We highly recommend that you establish a business bank account so that your business and personal finances are maintained separately. This is important because it helps protect your personal assets, and also makes filing taxes much easier. Once you receive your EIN from the IRS, you’ll be able to use it to establish an account at the bank or credit union of your choice.
If your Montana LP has any employees, it will be required by law to pay for unemployment insurance (UI) which helps protect employees in the event that the employment comes to an unforeseen end. To acquire UI, the Montana business will need to establish a Montana UI tax account by visiting the Montana Department of Labor & Industry’s website and registering with the UI eServices for Employers.
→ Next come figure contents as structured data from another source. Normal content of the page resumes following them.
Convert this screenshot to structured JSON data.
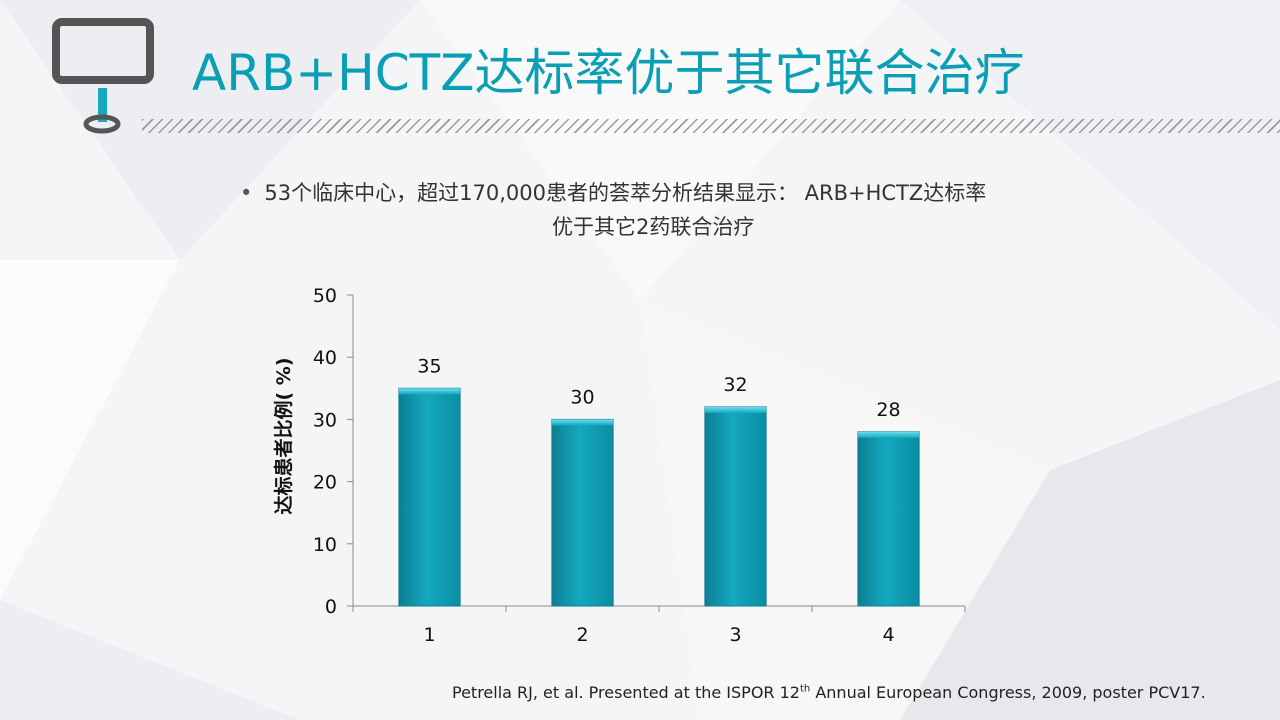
{
  "title": "ARB+HCTZ达标率优于其它联合治疗",
  "bullet": {
    "line1": "53个临床中心，超过170,000患者的荟萃分析结果显示： ARB+HCTZ达标率",
    "line2": "优于其它2药联合治疗"
  },
  "footnote": {
    "part1": "Petrella RJ, et al. Presented at the ISPOR 12",
    "sup": "th",
    "part2": " Annual European Congress, 2009, poster PCV17."
  },
  "colors": {
    "title": "#0a9fb4",
    "bar": "#14a8bf",
    "logo_frame": "#555555",
    "logo_stand": "#17a9c0"
  },
  "icons": {
    "logo": "monitor-icon"
  },
  "chart_data": {
    "type": "bar",
    "categories": [
      "1",
      "2",
      "3",
      "4"
    ],
    "values": [
      35,
      30,
      32,
      28
    ],
    "data_labels": [
      "35",
      "30",
      "32",
      "28"
    ],
    "title": "",
    "xlabel": "",
    "ylabel": "达标患者比例( %)",
    "ylim": [
      0,
      50
    ],
    "yticks": [
      0,
      10,
      20,
      30,
      40,
      50
    ],
    "grid": false,
    "legend": "none"
  }
}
More information on unemployment insurance and how to obtain a Montana UI tax account, visit the Montana Department of Labor & Industry’s webpage. After you obtain these legally required policies, it’s probably also a good idea to pursue general liability insurance, as well as some industry-specific policies.
Limited partnerships do not file business tax returns. Instead, the income is passed through the business entity to the partners, who then claim their share of profits or losses on their personal tax returns. Still, LPs do need to file an annual information return with the IRS, in which you report your business income, deductions, gains, and losses for the year.
In Montana, Limited Partnerships are required to file an annual report with the Secretary of State. This can be done easily online by first searching the business name through the state’s e-filing platform. Annual reports are due on the 15th of April for all business entities, and require the payment of a $20 filing fee. Should you file your report late, you may be required to pay more. For Montana’s complete instructions on filing an annual report, you may view Montana’s guide to business entity annual reports.
We don’t recommend that you attempt to manage your business finances without the help of a professional. There is too much room for error, and a professional can ultimately save you time and money by guiding you on how to manage your business finances. At a minimum, enlist professional help to set you up with software and the steps for keeping up with your finances on a regular basis. Then, consult back with your accountant at least a couple of times per year – and especially at tax time – to ensure you’re keeping track of everything correctly.